Cómo saber si una maleta va a durar
Mira las ruedas y la cremallera, que es por donde se rompen todas. Ruedas dobles y con rodamiento, y cremallera de doble carro y numerada (la del número 8 o 10 aguanta mucho más que la 5).
En las blandas, fíjate en los denieres del tejido: por debajo de 600D se desgasta rápido en las esquinas.
Preparar el equipaje para que quepa todo
Enrollar la ropa en vez de doblarla gana entre un 20 y un 30% de espacio y además arruga menos.
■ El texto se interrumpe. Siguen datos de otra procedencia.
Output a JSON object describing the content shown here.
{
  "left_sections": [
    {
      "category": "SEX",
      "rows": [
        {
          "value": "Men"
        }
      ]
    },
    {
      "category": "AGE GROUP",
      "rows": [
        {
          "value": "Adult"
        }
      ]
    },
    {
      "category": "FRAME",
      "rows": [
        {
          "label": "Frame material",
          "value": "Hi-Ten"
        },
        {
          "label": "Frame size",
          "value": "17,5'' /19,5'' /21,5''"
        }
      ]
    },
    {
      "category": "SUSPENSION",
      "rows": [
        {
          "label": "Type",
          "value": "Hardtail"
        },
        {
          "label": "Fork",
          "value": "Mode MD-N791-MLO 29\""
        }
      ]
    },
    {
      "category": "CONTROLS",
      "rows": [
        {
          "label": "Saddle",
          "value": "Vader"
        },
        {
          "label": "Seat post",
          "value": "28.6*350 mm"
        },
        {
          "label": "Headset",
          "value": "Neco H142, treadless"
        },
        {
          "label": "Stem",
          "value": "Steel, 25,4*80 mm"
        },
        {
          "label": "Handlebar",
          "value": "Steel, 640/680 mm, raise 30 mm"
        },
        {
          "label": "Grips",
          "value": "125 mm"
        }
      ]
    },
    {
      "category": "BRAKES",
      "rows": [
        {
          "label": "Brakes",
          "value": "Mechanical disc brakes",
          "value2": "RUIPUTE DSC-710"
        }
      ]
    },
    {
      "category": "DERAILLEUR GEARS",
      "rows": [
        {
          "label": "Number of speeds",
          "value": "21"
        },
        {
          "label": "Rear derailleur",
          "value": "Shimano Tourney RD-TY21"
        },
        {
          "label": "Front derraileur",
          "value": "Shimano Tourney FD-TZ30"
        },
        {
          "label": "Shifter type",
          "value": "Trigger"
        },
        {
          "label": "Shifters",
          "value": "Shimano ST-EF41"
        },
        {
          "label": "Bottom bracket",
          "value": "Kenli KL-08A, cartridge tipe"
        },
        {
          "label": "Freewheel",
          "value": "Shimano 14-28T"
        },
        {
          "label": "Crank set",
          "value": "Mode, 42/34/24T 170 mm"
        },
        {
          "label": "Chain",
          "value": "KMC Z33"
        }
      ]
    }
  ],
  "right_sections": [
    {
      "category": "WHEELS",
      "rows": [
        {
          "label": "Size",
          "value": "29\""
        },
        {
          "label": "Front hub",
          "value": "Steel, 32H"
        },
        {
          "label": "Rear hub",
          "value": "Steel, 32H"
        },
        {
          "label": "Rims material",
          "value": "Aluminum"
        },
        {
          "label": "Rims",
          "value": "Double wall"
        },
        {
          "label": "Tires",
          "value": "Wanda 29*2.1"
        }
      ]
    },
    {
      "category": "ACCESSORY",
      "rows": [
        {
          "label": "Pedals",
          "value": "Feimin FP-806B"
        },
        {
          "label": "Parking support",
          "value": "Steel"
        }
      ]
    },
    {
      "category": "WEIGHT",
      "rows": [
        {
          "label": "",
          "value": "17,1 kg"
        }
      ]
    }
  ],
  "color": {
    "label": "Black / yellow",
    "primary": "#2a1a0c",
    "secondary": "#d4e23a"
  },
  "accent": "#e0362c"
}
Los calcetines y la ropa interior van dentro de los zapatos, que si no viajan huecos.
Las bolsas organizadoras de compresión ayudan de verdad si vas justo, pero ojo con el peso: caben más cosas y te pasas del límite sin darte cuenta. Pesa la maleta en casa antes de salir.
Lo pesado abajo, junto a las ruedas, para que la maleta no se venza al tirar de ella. Y lo que vayas a necesitar en el avión, en el bolsillo exterior o en la mochila, no en el fondo.
Preguntas frecuentes
¿Qué medidas se aceptan como equipaje de cabina?
55 x 40 x 20 cm valen en casi todas. La pieza pequeña gratuita de las low cost es más estricta: 40 x 20 x 25 cm.
¿De verdad sirven las mochilas antirrobo?
Contra el tirón y el descuido, sí: la cremallera va contra tu espalda. Contra un robo decidido, ninguna mochila protege.
¿Rígida o blanda para viajar?
Rígida para facturar, porque protege más. Blanda para cabina, porque da de sí y tiene bolsillos a mano.
¿Cuánto debe pesar una maleta de cabina vacía?
Por debajo de 2,5 kg está bien. Hay modelos baratos que llegan a 3,5 y te comen más de un kilo del límite.
¿Sirve la misma maleta para todas las aerolíneas?
Con 55 x 40 x 20 cm vas bien en la mayoría, pero conviene mirar la web de la compañía antes de volar: cada una tiene su medidor.